Looking for a three-bedroom home in the Tri-Cities. It’s cheaper to buy than rent in Sullivan, Hawkins and Carter counties, but the dynamic has shifted to renting in Washington County. At the same time rents in all the counties except Washington are rising faster than wages, so it’s anyone’s guess on how long the current buy option remains dominate.
Attom Data Solution’s 2019 Rental Affordability Report moved Washington into the renter category even though rents are rising faster than wages in the other counties. The report also said home prices are increasing faster than wages in Carter and Sullivan counties.
The analysis factors the relationship of rents, home prices and wages for the rent/buy option (full methodology is at the bottom of this report). And that creates what looks like some contradictions. For instance, the three-bedroom rent in Washington and Carter counties is $928, but it’s cheaper to buy in Carter because the average cost to buy is less than it is in Washington when you crunch all the numbers.
The average rent in Sullivan and Hawkins is $958. Home prices are increasing faster than wages in Sullivan while wages have the upper hand on increases in Hawkins counties.
Nationwide renting is clearly becoming more the more attractive option in the volatile housing market said Jennifer von Pohlmann, content director for Attom. When you factor in the number of apartments coming online in the Tri-Cities the description of a volatile more competitive housing market takes on a local look.
According to Attom’s analysis, average fair market rents rose faster than average weekly wages in 52% of the 755 counties analyzed while average wages rose faster than rents in 48% of the counties. Home prices were rising faster than wages in 80% of counties while home prices were rising faster than rents in 70% of the markets.
Average wage earners in both Washington and Sullivan counties have the buying power to get a median-priced home, according to Attom’s Home Price Index released late last year. They were among the five of 13 state counties with that affordability status.
The most current Census data shows 30% of the occupied households in Sullivan were rentals while 36% were rentals in Washington County. That is steadily increasing for several reasons. That’s a concern because almost half of the local renters pay between more than the 30% that’s recommended for housing cost. Some pay more than 50%. One concern is the more people spend on rent the less disposable income they have for other purchases.
As cited by Attom’s report home prices and rents are increasing, and there are more apartments, condo and apartment rentals coming onto the market as investors position themselves to cash in on the rental trends. At the same time, new home construction has slowed and the average price to get into one of them is above the $200,000 range.
Although rents vary widely the Department of Housing and Urban Development’s 2019 fair market rents offer an idea of the changing dynamics. Since the fair market rents are used to determine payment standard amounts for HUD’s housing voucher program, in many instances they are lower than the market rates for an apartment, condo, and single-family rentals.
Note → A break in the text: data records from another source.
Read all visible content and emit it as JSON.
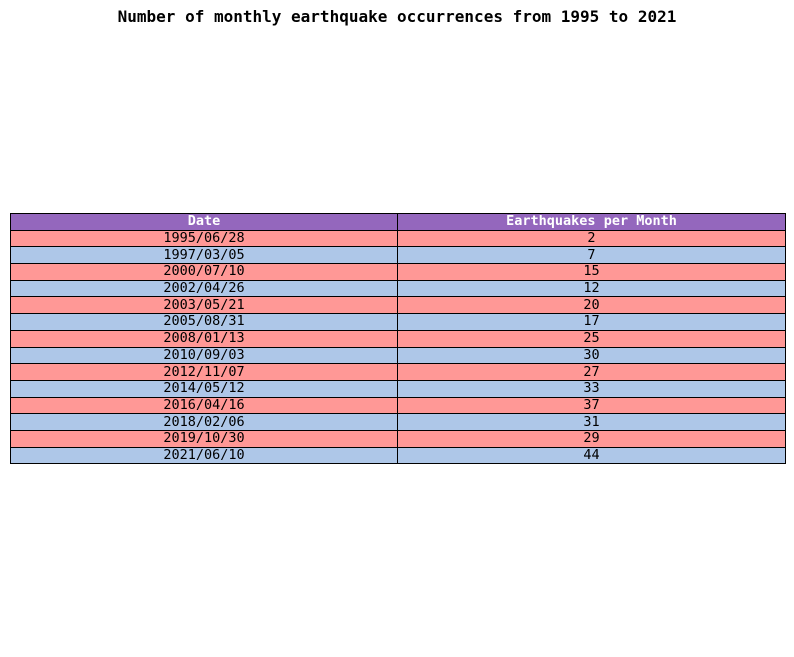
{
  "chart_data": {
    "type": "table",
    "title": "Number of monthly earthquake occurrences from 1995 to 2021",
    "columns": [
      "Date",
      "Earthquakes per Month"
    ],
    "rows": [
      [
        "1995/06/28",
        2
      ],
      [
        "1997/03/05",
        7
      ],
      [
        "2000/07/10",
        15
      ],
      [
        "2002/04/26",
        12
      ],
      [
        "2003/05/21",
        20
      ],
      [
        "2005/08/31",
        17
      ],
      [
        "2008/01/13",
        25
      ],
      [
        "2010/09/03",
        30
      ],
      [
        "2012/11/07",
        27
      ],
      [
        "2014/05/12",
        33
      ],
      [
        "2016/04/16",
        37
      ],
      [
        "2018/02/06",
        31
      ],
      [
        "2019/10/30",
        29
      ],
      [
        "2021/06/10",
        44
      ]
    ],
    "colors": {
      "header": "#9467bd",
      "row_odd": "#ff9896",
      "row_even": "#aec7e8",
      "border": "#000000"
    }
  }
}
Here’s how the current fair market rents look in the region two largest counties and the rate increase from last year:
- 1 bedroom, $534, up 4.25%.
- 2 bedroom, $689, up 3%.
- 3 bedroom $863, up 2.4%.
- 4 bedroom $980, up 0.4%.
- 1 bedroom $529, up 3%.
- 2 bedroom $700, up 2.3%.
- 3 bedroom $924, up 2.3%.
- 4 bedroom $1,015 up 3.4%.
For the Rental Affordability Report, Attom looked at 50th percentile average rental data for three-bedroom properties in 2018 from the U.S. Department of Housing and Urban Development, along with Q2 2018 average weekly wage data from the Bureau of Labor Statistics (most recent available) and January-November (YTD) 2018 home price data from ATTOM Data Solutions publicly recorded sales deed data in 755 counties nationwide.
Rental affordability is average fair market rent for a three-bedroom property as a percentage of the average monthly wage (based on average weekly wages). Home buying affordability is the monthly house payment for a median-priced home (based on a 3 percent down payment and including mortgage, property tax, homeowner’s insurance, and private mortgage insurance) as a percentage of the average monthly wage.